At Monday, March 19, 2007 6:04:00 PM, Blogger Maurice Bernstein, M.D. said...

Lisa you are correct. It is the patients whose physician prescribed the new medicine that will become the pool of monitored or unmonitored "guinea pigs" who will allow the post-marketing efficacy and safety to be demonstrated. Every physician, whether agreeing to prescribe or disagreeing to prescribe should inform the patient about the new drug. Those patients whose physician concludes that the new drug would be appropriate for the patient must also relate to that patient the uncertainties of all new drugs as they enter the world-wide market. The patient must then decide on their own if they want to become that "guinea pig". But let this conversation about new drugs occur between doctor and his or her specific patient with a worked up disease and not between the pharmaceutical company and any person out there in TV land with "who knows what" symptoms and "who knows what" disease, if even present. ..Maurice.

 
At Thursday, April 05, 2007 1:13:00 AM, Anonymous Chris and Vic said...

With respect to Lisa's questions:

In order for your proposed plan to work, Dr. B., the patient and doctor would have to dialog frequently. The patient would have more frequent visits, or at least phone conversations (or email access) with their doctors. That isn't how healthcare works.

On the horizon is disease management by a nurse who is specially trained to keep in close touch with patients who have chronic conditions, to monitor them daily, weekly, bi-weekly, etc., and to present their blood sugars (in diabetes), blood pressures (in hypertension), or whatever s/s that are significant in their chronic condition, to their physcians---with a view towards keeping them out of the hospital.

Lisa's interest in new drugs or treatments on the market, or her willingness to participate in a clinical trial of a new drug or treatment, could be on-record, and she could receive notice and have the chance to ask questions via this "disease management" option. OR her doctor could agree to be in close touch with her about these issues.
Chris and Vic

 
At Thursday, April 05, 2007 8:51:00 PM, Blogger Maurice Bernstein, M.D. said...

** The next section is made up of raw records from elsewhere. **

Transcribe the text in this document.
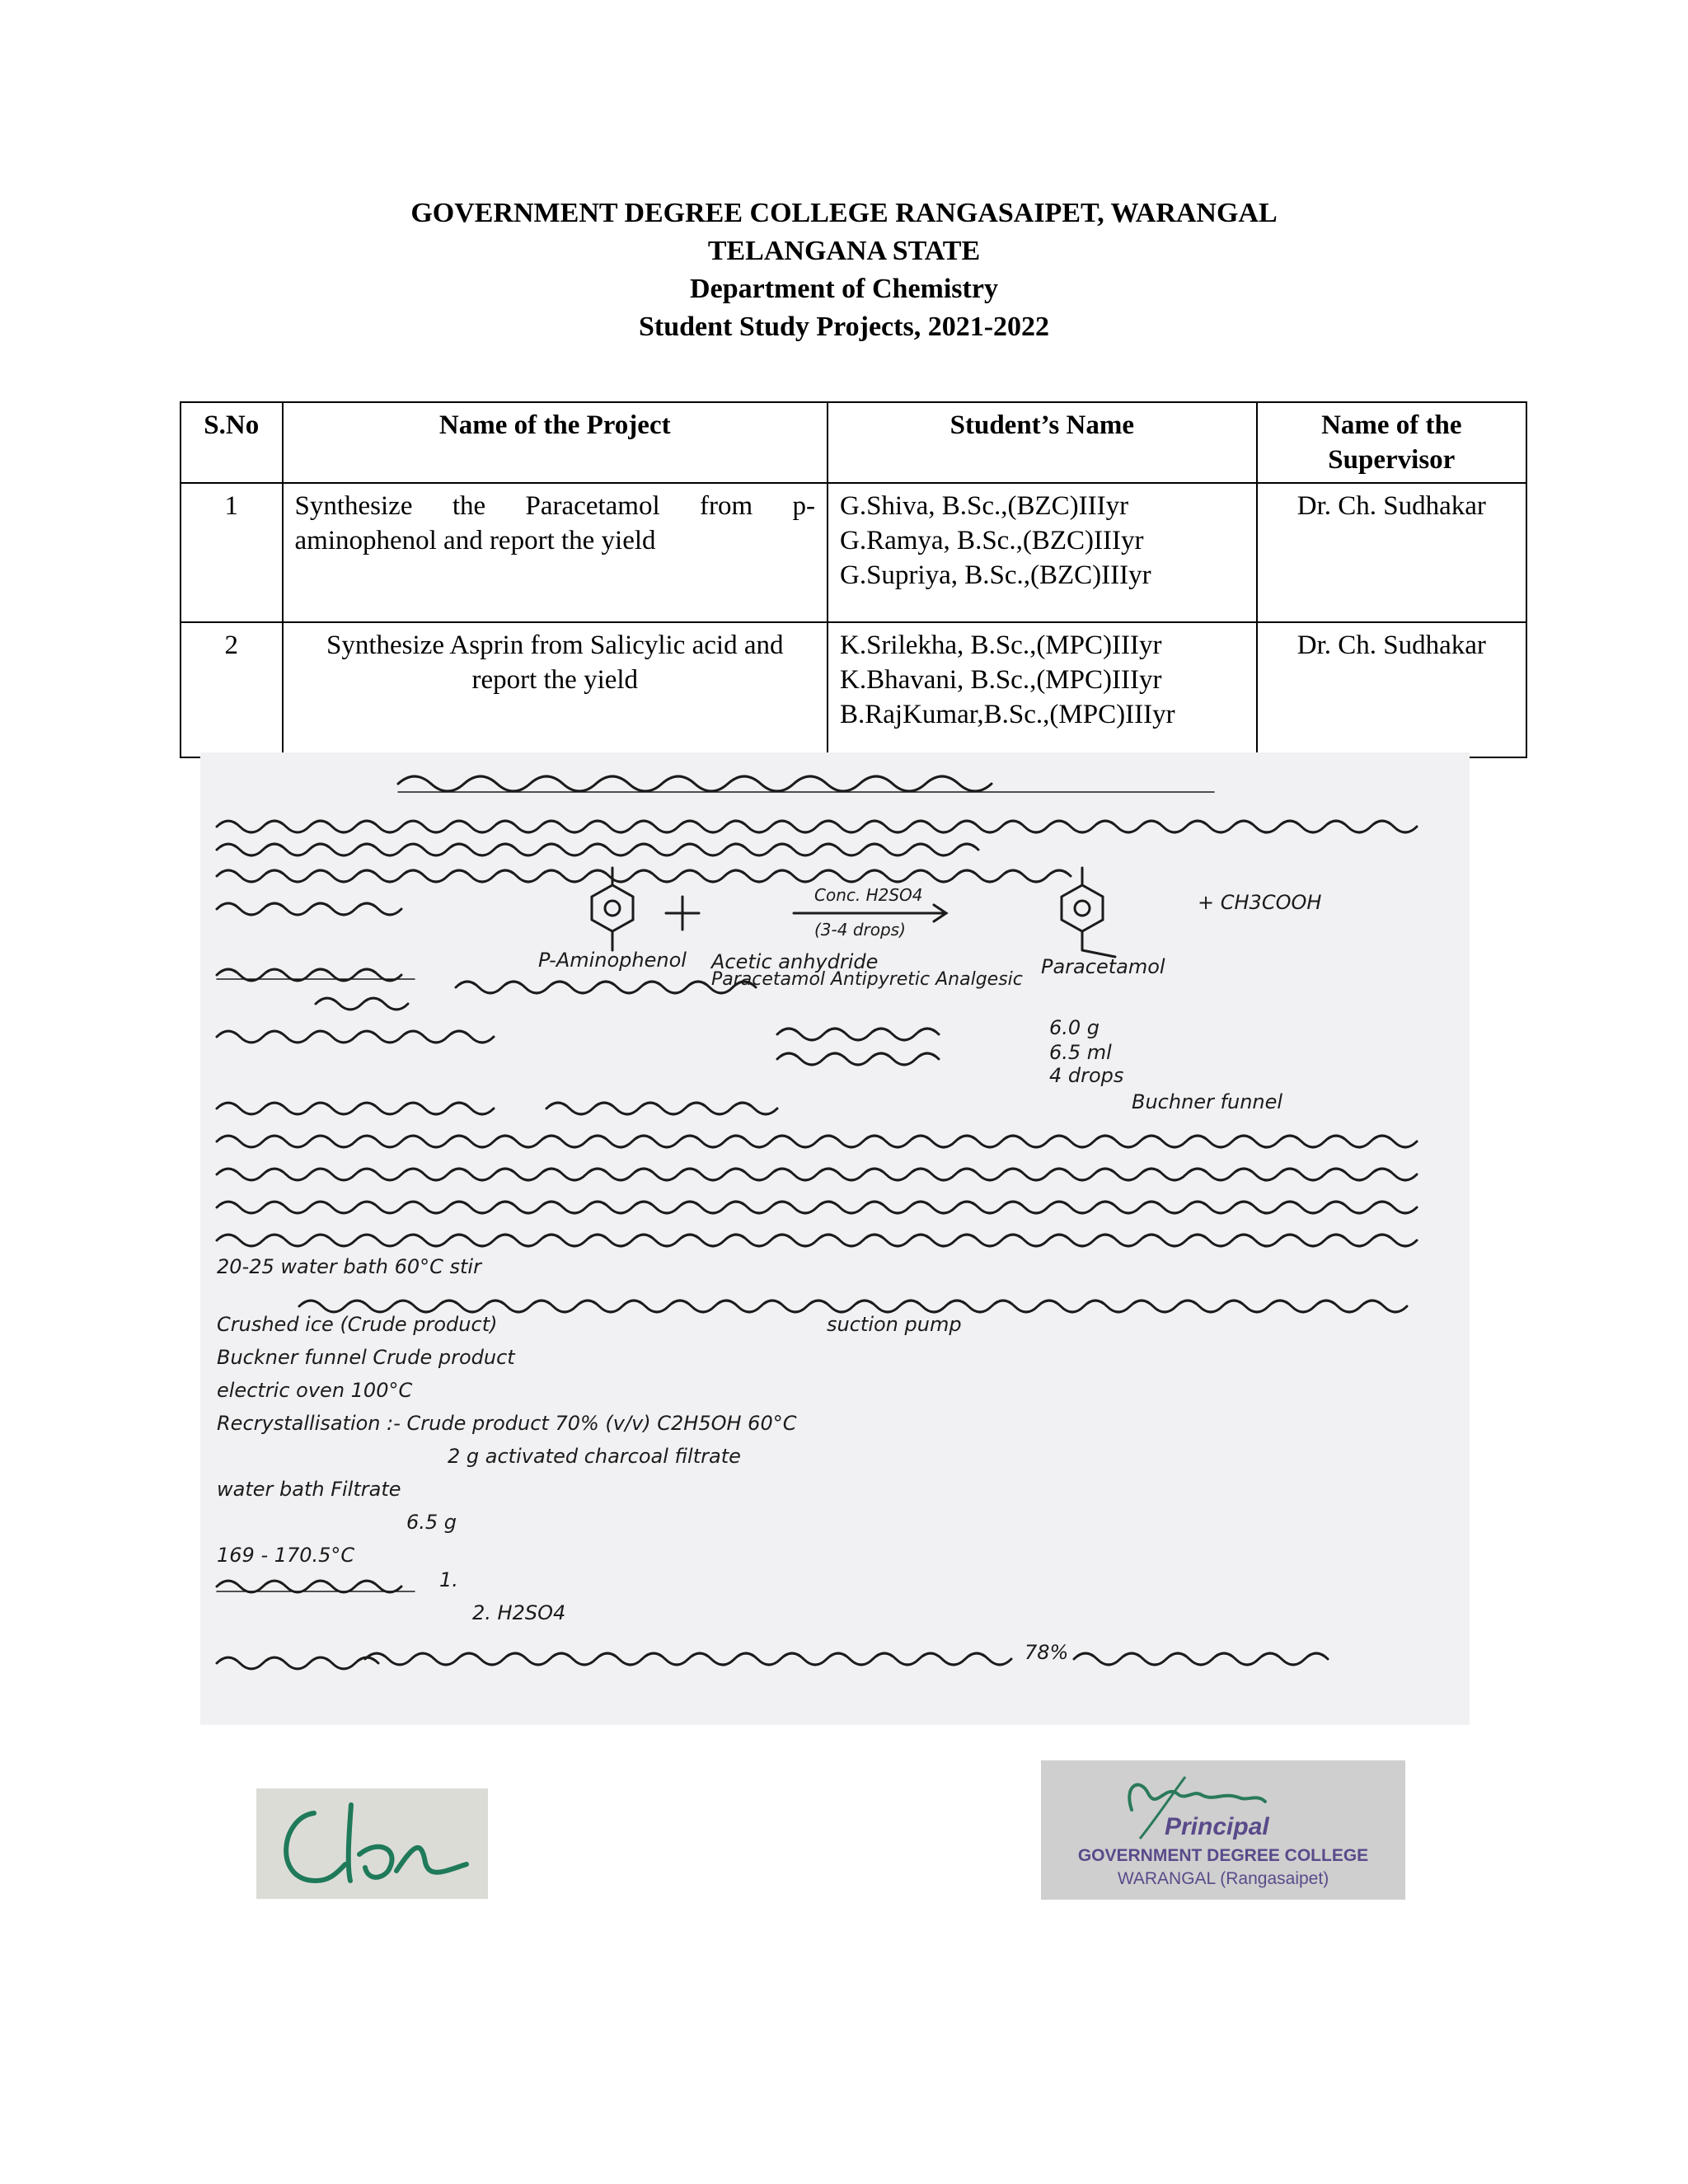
GOVERNMENT DEGREE COLLEGE RANGASAIPET, WARANGAL
TELANGANA STATE
Department of Chemistry
Student Study Projects, 2021-2022
S.No	Name of the Project	Student’s Name	Name of the Supervisor
1	Synthesize the Paracetamol from p-aminophenol and report the yield	G.Shiva, B.Sc.,(BZC)IIIyr
G.Ramya, B.Sc.,(BZC)IIIyr
G.Supriya, B.Sc.,(BZC)IIIyr	Dr. Ch. Sudhakar
2	Synthesize Asprin from Salicylic acid and report the yield	K.Srilekha, B.Sc.,(MPC)IIIyr
K.Bhavani, B.Sc.,(MPC)IIIyr
B.RajKumar,B.Sc.,(MPC)IIIyr	Dr. Ch. Sudhakar
P-Aminophenol Acetic anhydride	Paracetamol
Conc. H2SO4
(3-4 drops)
+ CH3COOH
Paracetamol Antipyretic Analgesic
6.0 g
6.5 ml
4 drops
Buchner funnel
20-25 water bath 60°C stir
Crushed ice (Crude product)	suction pump
Buckner funnel Crude product
electric oven 100°C
Recrystallisation :- Crude product 70% (v/v) C2H5OH 60°C
2 g activated charcoal filtrate
water bath Filtrate
6.5 g
169 - 170.5°C
1.
2. H2SO4
78%
Principal
GOVERNMENT DEGREE COLLEGE
WARANGAL (Rangasaipet)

I agree with the posting of Chris and Vic. There are currently programs in some clinic situations where such nurse monitoring of chronic illnesses such as diabetes or congestive heart failure does involve literally daily communication with the patient. Problems or questions can easily be communicated to the supervising physicians regarding changes in management including changing medications. ..Maurice.

 
At Friday, December 12, 2008 7:12:00 PM, Blogger Maurice Bernstein, M.D. said...

I received the following e-mail from a visitor today that I thought would be appropriate for this thread...Maurice.

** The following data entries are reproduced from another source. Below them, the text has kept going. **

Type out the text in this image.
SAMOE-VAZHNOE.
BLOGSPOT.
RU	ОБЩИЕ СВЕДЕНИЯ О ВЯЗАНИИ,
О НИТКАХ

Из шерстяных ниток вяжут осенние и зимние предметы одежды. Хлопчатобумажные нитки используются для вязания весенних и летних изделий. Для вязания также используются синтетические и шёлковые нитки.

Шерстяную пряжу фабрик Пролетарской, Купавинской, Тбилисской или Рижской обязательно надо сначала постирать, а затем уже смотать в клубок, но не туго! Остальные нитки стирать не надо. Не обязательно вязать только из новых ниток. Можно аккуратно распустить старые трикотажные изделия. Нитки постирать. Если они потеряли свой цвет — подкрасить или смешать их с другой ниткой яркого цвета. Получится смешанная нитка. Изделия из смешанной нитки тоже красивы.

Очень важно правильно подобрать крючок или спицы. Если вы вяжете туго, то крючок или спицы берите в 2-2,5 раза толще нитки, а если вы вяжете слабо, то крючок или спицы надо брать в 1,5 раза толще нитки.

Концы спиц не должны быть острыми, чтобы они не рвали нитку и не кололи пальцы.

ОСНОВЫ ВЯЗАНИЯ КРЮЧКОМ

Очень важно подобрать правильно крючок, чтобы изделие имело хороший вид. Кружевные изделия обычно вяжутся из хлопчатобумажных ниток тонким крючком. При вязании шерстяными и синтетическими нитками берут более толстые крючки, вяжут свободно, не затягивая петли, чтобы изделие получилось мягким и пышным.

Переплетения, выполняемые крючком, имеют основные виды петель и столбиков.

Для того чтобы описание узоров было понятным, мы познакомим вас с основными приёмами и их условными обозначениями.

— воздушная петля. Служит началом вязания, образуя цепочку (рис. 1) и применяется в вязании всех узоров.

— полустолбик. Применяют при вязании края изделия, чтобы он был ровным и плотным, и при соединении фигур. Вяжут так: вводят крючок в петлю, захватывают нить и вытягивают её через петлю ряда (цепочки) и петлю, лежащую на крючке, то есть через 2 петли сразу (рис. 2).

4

I have a great example of the over-use of these advertisements. While I was putting my four year old son to bed one night, he went to the window and said “I want the green butterfly”. At first I was really confused, then he said it again and I knew what he wanted. Lunesta! That is how powerful these adds are to the public. Even a child understood that “the butterfly” could help him sleep. Drug use in this country is epic. I am a firm believer in trying to cure the disease, rather than masking the symptoms. Medications have far too many underlining effects on the body. It should not be up to a patient to inform the doctor that they would like to be on abc medication.